Jak przekazał Zełenski, Rosja wywiera presję na innych krajach, by odmawiały wzięcia udziału w szczycie pokojowym. Grozi blokadą eksportu produktów spożywczych, rolnych, chemikaliów czy energii.
Prezydent Ukrainy stwierdził, że szczyt próbują także zakłócić Chiny.
Kijów ma potwierdzenie od 106 krajów, że są gotowe wziąć udział w konferencji pokojowej ws. Ukrainy w Szwajcarii - zdradził Wołodymyr Zełenski w Singapurze.

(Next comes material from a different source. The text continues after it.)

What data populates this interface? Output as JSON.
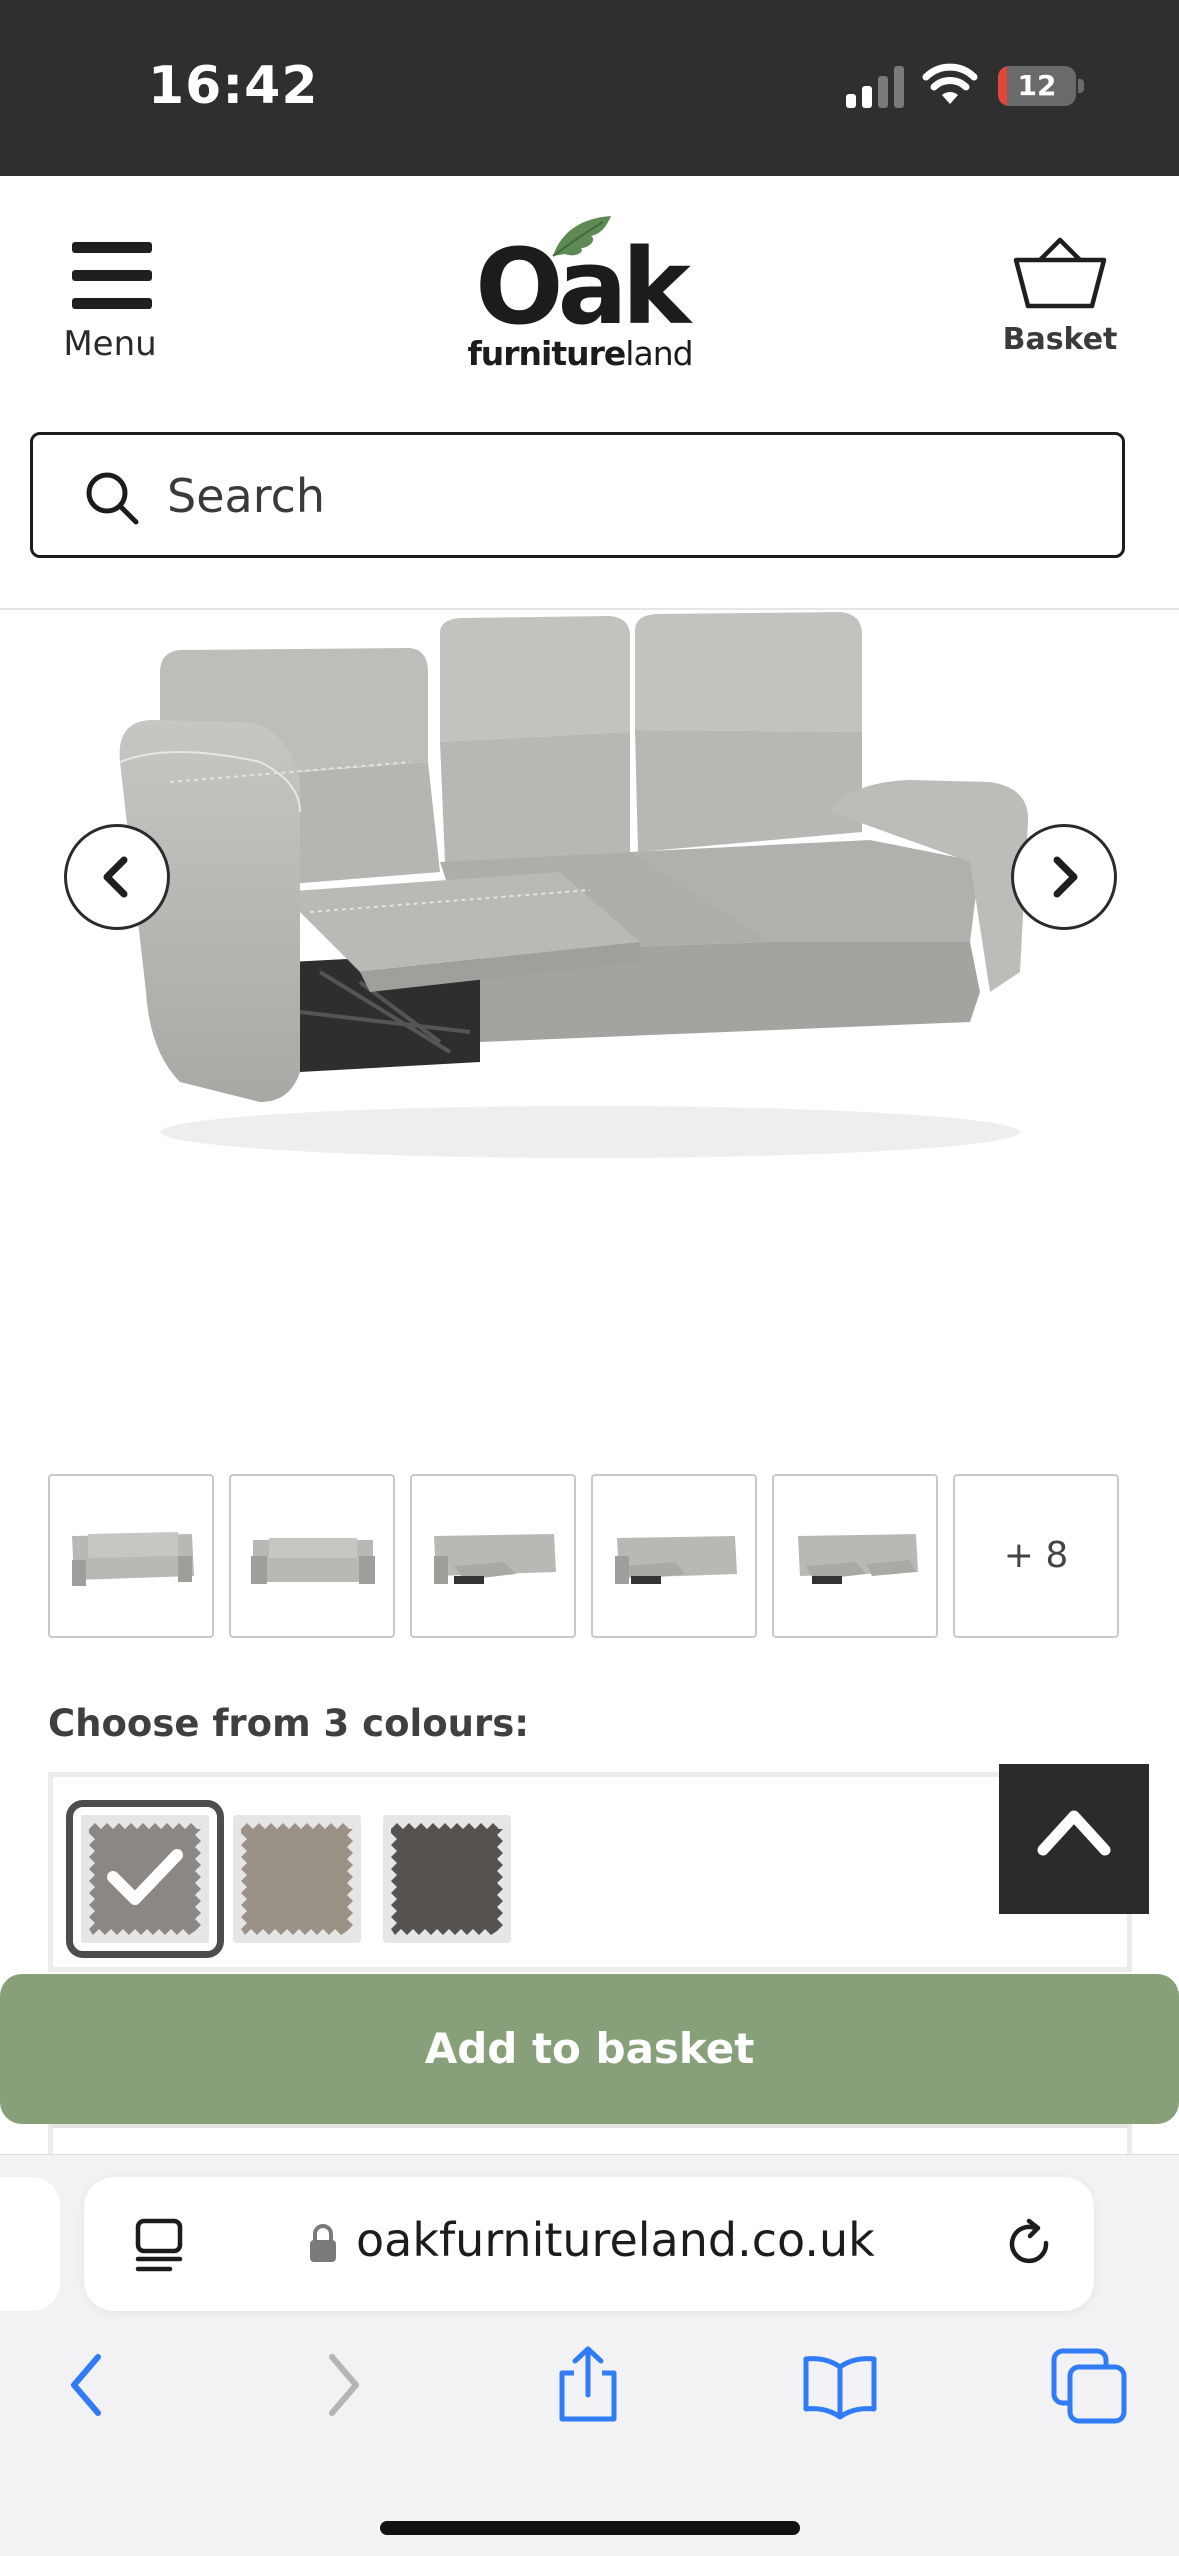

"Wczesnym rankiem w pobliżu miejscowości Starytsya w obwodzie charkowskim doszło do znaczącego starcia wojskowego, w wyniku którego siły rosyjskie rozpoczęły zakrojony na szeroką skalę atak na pozycje ukraińskie. Ukraińska 42 Brygada odpowiedziała skoordynowanym wysiłkiem, co doprowadziło do zniszczenia znacznej ilości rosyjskiego sprzętu wojskowego i personelu. W tej chwili potwierdzono, że siły rosyjskie straciły 4 czołgi T-62 (3 zniszczone, 1 uszkodzony), 1 BMP, haubicę samobieżną 2S1 i 2 pojazdy silnikowe. Ponadto stracili 20 wojskowych, a 21 kolejnych zostało rannych" - czytamy.